Samir Puri’s “Westlessness”: A New Framework for Understanding Global Power Shifts
Samir Puri’s *Westlessness: The Great Global Rebalancing* (Hodder & Stoughton, 2024) offers a provocative analysis of how Western dominance is being redefined in the 21st century. By reframing the decline of Western hegemony as a structural “westlessness,” Puri challenges traditional narratives of global power dynamics, arguing that the West’s influence is not collapsing but evolving into a more contested, multipolar order.
What is “Westlessness,” and Why Does It Matter?
Puri’s concept of “westlessness” emerges from the Munich Security Conference’s 2020 report, which noted that “the world is becoming less Western” and that “the West itself may become less Western, too.” The book positions this as a shift from a “westfull” era—where Western institutions and norms dominated global governance—to a period of structural pluralism. According to Puri, Western authority persists, but it now competes with rising powers like China, India, and Brazil, which are reshaping economic, political, and cultural frameworks.
This reconfiguration has profound implications.
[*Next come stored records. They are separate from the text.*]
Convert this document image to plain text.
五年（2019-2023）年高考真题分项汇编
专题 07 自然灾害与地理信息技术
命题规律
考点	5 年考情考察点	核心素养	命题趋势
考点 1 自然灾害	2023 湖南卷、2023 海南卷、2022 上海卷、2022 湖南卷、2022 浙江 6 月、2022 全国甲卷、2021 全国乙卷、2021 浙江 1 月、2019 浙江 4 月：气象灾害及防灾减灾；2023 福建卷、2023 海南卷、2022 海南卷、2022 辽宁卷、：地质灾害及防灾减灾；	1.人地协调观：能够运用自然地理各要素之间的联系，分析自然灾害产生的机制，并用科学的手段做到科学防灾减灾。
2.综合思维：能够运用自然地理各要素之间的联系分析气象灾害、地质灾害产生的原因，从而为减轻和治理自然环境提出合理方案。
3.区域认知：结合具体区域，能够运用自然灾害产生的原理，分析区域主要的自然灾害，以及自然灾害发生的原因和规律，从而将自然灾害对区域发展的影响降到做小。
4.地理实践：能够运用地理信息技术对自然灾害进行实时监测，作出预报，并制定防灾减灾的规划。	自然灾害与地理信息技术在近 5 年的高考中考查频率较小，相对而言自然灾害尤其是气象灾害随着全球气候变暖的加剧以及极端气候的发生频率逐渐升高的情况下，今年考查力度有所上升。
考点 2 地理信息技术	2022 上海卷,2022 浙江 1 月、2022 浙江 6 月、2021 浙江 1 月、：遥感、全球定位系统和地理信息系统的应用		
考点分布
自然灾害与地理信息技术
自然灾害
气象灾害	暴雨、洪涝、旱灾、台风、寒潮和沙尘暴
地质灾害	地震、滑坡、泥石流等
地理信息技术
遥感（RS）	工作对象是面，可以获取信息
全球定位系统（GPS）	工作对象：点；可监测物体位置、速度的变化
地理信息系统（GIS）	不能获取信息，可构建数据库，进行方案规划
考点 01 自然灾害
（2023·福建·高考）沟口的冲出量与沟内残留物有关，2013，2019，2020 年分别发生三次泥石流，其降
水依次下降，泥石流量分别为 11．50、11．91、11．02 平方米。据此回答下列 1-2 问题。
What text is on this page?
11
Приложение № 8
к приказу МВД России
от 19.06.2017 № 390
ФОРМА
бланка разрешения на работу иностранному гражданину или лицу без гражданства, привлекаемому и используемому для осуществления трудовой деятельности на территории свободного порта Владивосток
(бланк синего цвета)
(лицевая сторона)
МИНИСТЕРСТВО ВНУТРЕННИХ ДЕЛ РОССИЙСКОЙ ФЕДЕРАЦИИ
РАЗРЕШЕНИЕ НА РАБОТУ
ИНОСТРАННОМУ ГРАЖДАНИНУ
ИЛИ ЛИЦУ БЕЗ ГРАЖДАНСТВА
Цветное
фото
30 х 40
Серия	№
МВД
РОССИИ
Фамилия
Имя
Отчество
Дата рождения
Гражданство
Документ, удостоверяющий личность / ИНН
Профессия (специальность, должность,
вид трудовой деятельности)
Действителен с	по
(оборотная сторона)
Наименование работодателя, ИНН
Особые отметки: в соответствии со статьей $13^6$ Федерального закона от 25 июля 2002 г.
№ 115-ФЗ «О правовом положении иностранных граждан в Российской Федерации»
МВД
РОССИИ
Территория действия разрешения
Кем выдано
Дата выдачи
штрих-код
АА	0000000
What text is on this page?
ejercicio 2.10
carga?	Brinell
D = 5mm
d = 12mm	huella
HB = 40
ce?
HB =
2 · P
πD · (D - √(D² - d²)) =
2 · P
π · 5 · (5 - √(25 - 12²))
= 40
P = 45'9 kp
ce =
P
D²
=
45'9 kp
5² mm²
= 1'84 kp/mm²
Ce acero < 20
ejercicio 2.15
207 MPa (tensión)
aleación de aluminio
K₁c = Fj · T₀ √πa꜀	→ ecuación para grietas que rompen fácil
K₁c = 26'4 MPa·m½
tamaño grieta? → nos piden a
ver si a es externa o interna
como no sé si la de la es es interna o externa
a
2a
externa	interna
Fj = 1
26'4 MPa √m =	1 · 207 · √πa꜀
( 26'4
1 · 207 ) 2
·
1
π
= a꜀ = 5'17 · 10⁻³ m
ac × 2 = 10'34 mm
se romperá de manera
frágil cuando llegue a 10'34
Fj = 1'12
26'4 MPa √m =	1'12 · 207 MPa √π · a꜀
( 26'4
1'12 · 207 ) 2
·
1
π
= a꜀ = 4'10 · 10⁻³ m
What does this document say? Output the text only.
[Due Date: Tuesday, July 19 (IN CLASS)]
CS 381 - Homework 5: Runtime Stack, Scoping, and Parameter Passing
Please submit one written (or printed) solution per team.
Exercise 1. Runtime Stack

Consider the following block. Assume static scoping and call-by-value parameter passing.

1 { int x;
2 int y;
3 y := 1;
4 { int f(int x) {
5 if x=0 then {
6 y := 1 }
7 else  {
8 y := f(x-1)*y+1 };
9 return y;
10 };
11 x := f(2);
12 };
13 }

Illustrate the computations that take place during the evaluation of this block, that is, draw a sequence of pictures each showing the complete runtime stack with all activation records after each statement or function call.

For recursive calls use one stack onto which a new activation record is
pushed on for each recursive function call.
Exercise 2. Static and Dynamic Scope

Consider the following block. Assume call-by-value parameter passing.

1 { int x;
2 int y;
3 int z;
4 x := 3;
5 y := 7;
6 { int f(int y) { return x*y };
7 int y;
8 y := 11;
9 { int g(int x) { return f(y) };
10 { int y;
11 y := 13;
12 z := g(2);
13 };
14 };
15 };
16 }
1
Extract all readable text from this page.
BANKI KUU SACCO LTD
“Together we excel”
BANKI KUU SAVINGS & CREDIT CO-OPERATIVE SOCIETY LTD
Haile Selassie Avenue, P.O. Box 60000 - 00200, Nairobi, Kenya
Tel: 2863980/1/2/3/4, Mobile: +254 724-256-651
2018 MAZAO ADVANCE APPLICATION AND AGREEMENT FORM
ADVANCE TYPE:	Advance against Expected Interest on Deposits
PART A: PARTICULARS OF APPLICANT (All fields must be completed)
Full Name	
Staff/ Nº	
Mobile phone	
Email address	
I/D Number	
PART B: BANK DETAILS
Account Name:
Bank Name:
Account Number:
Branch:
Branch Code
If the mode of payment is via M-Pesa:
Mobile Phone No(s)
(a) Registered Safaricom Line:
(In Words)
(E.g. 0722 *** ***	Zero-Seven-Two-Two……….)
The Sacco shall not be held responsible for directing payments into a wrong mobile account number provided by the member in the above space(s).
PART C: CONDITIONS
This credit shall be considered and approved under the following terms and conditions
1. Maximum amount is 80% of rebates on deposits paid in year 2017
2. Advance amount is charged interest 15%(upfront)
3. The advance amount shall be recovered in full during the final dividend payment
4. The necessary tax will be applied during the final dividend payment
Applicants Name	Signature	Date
For instance, Puri highlights that “whereas in 1950, almost 30% of humanity lived in Europe, North America, and Australasia, this is projected to drop to just 12% by 2050” (Puri, 2024, p. 122). Such demographic shifts, he argues, are not just statistical trends but drivers of geopolitical realignment, as economic gravity moves away from the transatlantic core.
How Is Western Influence Being Challenged?
Puri identifies four key mechanisms through which “westlessness” is manifesting:
- Historical Foundations of Western Power: Puri traces Western dominance to geographic advantages, colonial extraction, and industrialization, arguing that this “westfullness” was never inevitable. He critiques narratives that frame Western leadership as a “natural endpoint of political development” (Puri, 2024, p. 37).
- Demographic and Economic Rebalancing: The E7 economies (China, India, Brazil, Russia, Indonesia, Mexico, Turkey) are projected to overtake the G7 in economic size by the 2030s. Puri emphasizes that this is not just about GDP but about “the long-term arithmetic of human capital, labor markets, and consumer demand” (p. 206).
- Fragmented Geopolitical Alliances: Middle powers like Turkey and India are pursuing “hedging strategies,” prioritizing transactional partnerships over rigid Western security frameworks. Puri notes that “the climate debate will have to change from an adult-to-child tone towards a more adult-to-adult tone if the Western countries want to have credibility in engaging with the Global South” (p. 309).
- Soft Power and Symbolic Authority: Puri examines how Western narratives in areas like global football politics (e.g., the 2018 and 2022 World Cups) are increasingly contested, reflecting broader shifts in cultural and symbolic power.
What Are the Implications for Global Governance?
Puri’s work intersects with broader debates about the future of the liberal international order. He critiques the assumption that institutional resilience alone can sustain cooperation, arguing that “the liberal international order is experiencing not merely power diffusion but deeper legitimacy contestation” (Lake, 2026). This aligns with David A. Lake’s assertion that the order is “deeply contested,” with states making “case-by-case judgments about where alignment serves them” (Puri, 2024, p. 213).
However, Puri stops short of predicting a more equitable global order. He acknowledges that “nothing is guaranteed in the forward passage of emerging economies,” even as the trajectory points toward economic decentralization. This nuanced stance avoids both “declinist pessimism” and “multipolar romanticism,” offering a framework that emphasizes “fragmented, interest-driven calculation” over cohesive resistance to Western leadership.
How Does “Westlessness” Reshape Security and Diplomacy?
Puri’s analysis challenges Eurocentric security paradigms by portraying Global South actors as strategic agents rather than passive participants. For example, his discussion of the China-US rivalry illustrates how “contemporary bipolar tensions unfold within a structurally plural landscape” (p. 29). This reframing is critical for understanding how non-Western powers navigate a world where “the West” is no longer a monolithic entity.
Yet, the book faces criticism for its conceptual ambiguity. The term “the West” sometimes lacks clear analytical boundaries, oscillating between geographic, institutional, and civilizational definitions. Puri’s framework would benefit from greater definitional precision to address how “institutional designs can sustain cooperation when legitimacy is pluralized” (Morey, 2025).
Conclusion: A New Lens for Global Politics
Samir Puri’s *Westlessness* is a timely intervention in debates about global power shifts. By framing Western decline as a structural condition rather than a linear collapse, Puri invites readers to rethink the future of international institutions, security cooperation, and cultural influence. While the book’s conceptual elasticity and limited policy prescriptions are notable gaps, its emphasis on contingency, agency, and multipolarity offers a compelling alternative to both triumphalism and fatalism.